Some crew chiefs are still resistant to in-car cameras

NASCAR fans have been riding shotgun thanks to in-car cameras since the 1983 Daytona 500. The technology has become so ubiquitous that it's hard to imagine watching a race, any kind of race, without them today.

On ESPN and other networks, each race features at least eight cars serving as high-speed mobile cameras. Those eight cars feature three cameras apiece: a roof cam that pans 180 degrees, a rear bumper cam that also pans 180 degrees, and a stationary driver shot called doggie cam because it is positioned where man's best friend might ride along were he in the racecar.

"In-car cameras took off when the sport did, in the late '80s and the '90s," said Andy Jeffers, ESPN's in-car camera coordinator. "Fans wanted to know what the sport was about and in-car cameras showed them what they needed to see."

Who can forget the following exchange from the 1990 movie "Days of Thunder"?

Harry Hogg (Robert Duvall): What do you know about stock car racing?
Cole Trickle (Tom Cruise): Well ... watched in on television, of course.
Hogg: You've seen it on television?
Trickle: ESPN. The coverage is excellent. You'd be surprised how much you can pick up.
Hogg: I'm sure I would.

"In-car cameras show the drivers in their element under pressure," Jeffers said. "They bring the viewer in. There's no greater shot in racing than seeing the driver pump his fist in the car after winning a race, or angrily removing his steering wheel after getting wrecked."

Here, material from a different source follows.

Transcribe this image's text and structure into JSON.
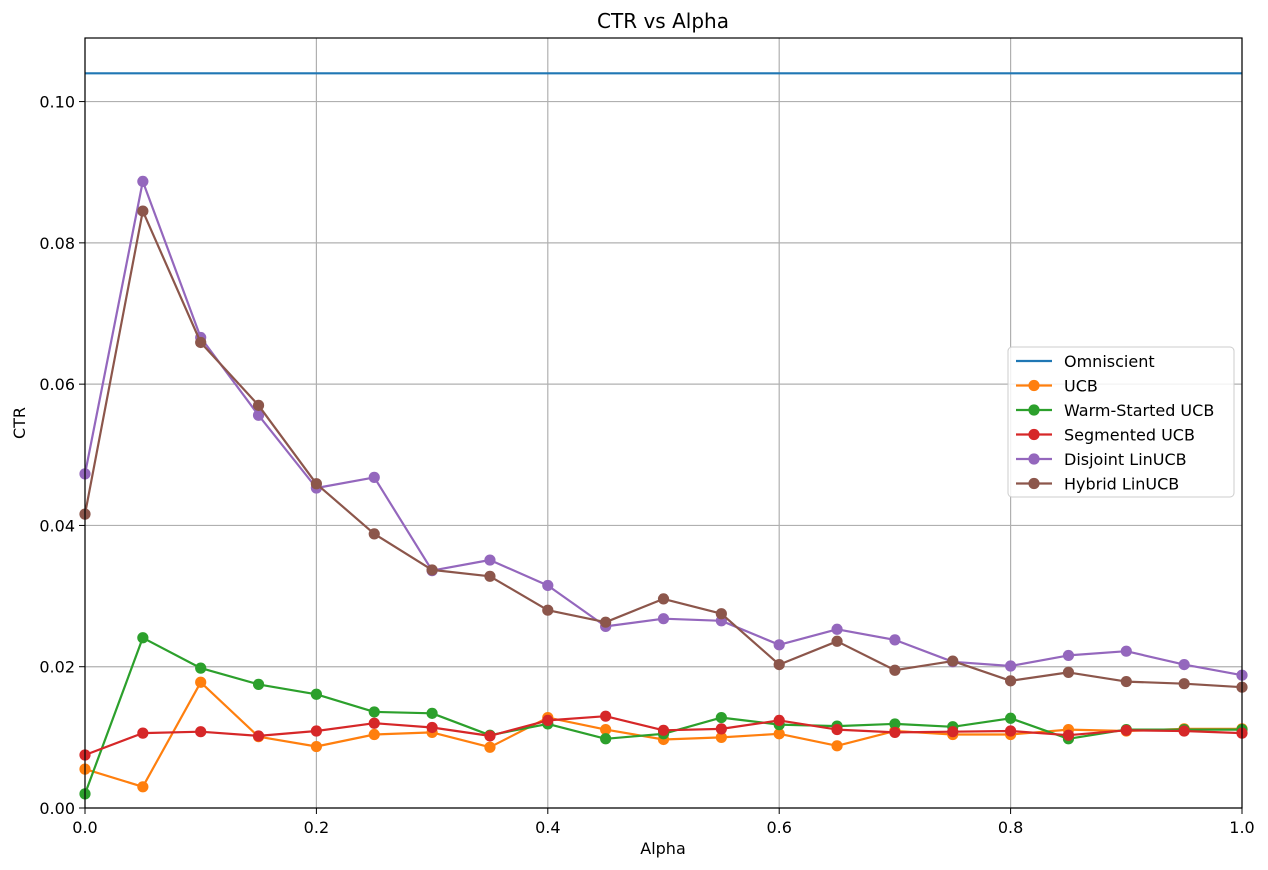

Brandon Patrick and the folks at Broadcast Sports Technology have been working on improving the in-car camera experience for years now. Their innovations have given fans some amazing shots. The brake shots at Martinsville, for example, giving fans an up-close and personal physics lesson on what color brakes turn when constantly applied throughout a long race (glowing red). The front grill shots at Bristol, and the foot shots at the road courses ... two more examples of what makes races unique at different venues.

The latest innovation was high definition technology, which ESPN introduced last year when it returned to the sport.

"It's a more crisp, detailed picture," Patrick said. "We'll be adding even more later this year that will add more functionality."

"I applaud those guys," Jeffers said of BST. "They really get into the car, and with high def, it's unbelievable the things you can see."

In the old days, the cars broadcast their signals up to a helicopter above the track, which in turn sent them to the broadcast truck outside the track. Nowadays, things are a bit safer and less expensive. Signals bounce from the car via microwave to receive sites placed around the track on top of the grandstands well before the race.

While the acceptance of in-car cams has never wavered among fans, that hasn't been the case among competition, Jeffers said.

"Toward the late '90s, crew chiefs started talking," he said. "And in this sport, once something gets talked about it makes its way around the garage pretty fast. The crew chiefs started thinking of the in-car cameras as a hindrance because of weight distribution, and hated using them on short tracks and flat tracks."

Of course, the cars that don't use in-car cams have to carry dummy weights, but that didn't stop the resistance movement. Perhaps the fact that every road course race in NASCAR last year was won by a car sporting one of the in-car cams, including two by Juan Pablo Montoya in the Busch series race in Mexico.

"When they say that in-car cams are a disadvantage, I have to shake my head," Jeffers said, laughing.

One factor that may keep in-car cameras in cars to stay is safety. While they don't have the same safety value as a HANS device or a SAFER barrier, they do bring potential to the table. Here are several examples where in-car cameras can help NASCAR improve safety.

  • When a driver is leaking fluid or oil on the track. Cars just behind that driver will pick up that fluid on the windshield via in-car cameras before safety officials otherwise could.

  • When there is a slight drizzle on one part of the racetrack.

  • When there is debris on the track.

  • When a car has something loose flopping around on it.

  • When there is an incident on pit road.

  • When a driver has an issue inside the car, such as recently when a replacement driver didn't get his belt secured over his HANS device and was called back into the pits.

    In-car cameras are here to stay. They provide entertainment for the fans, information for the teams and NASCAR, and safety for the drivers in the cars themselves.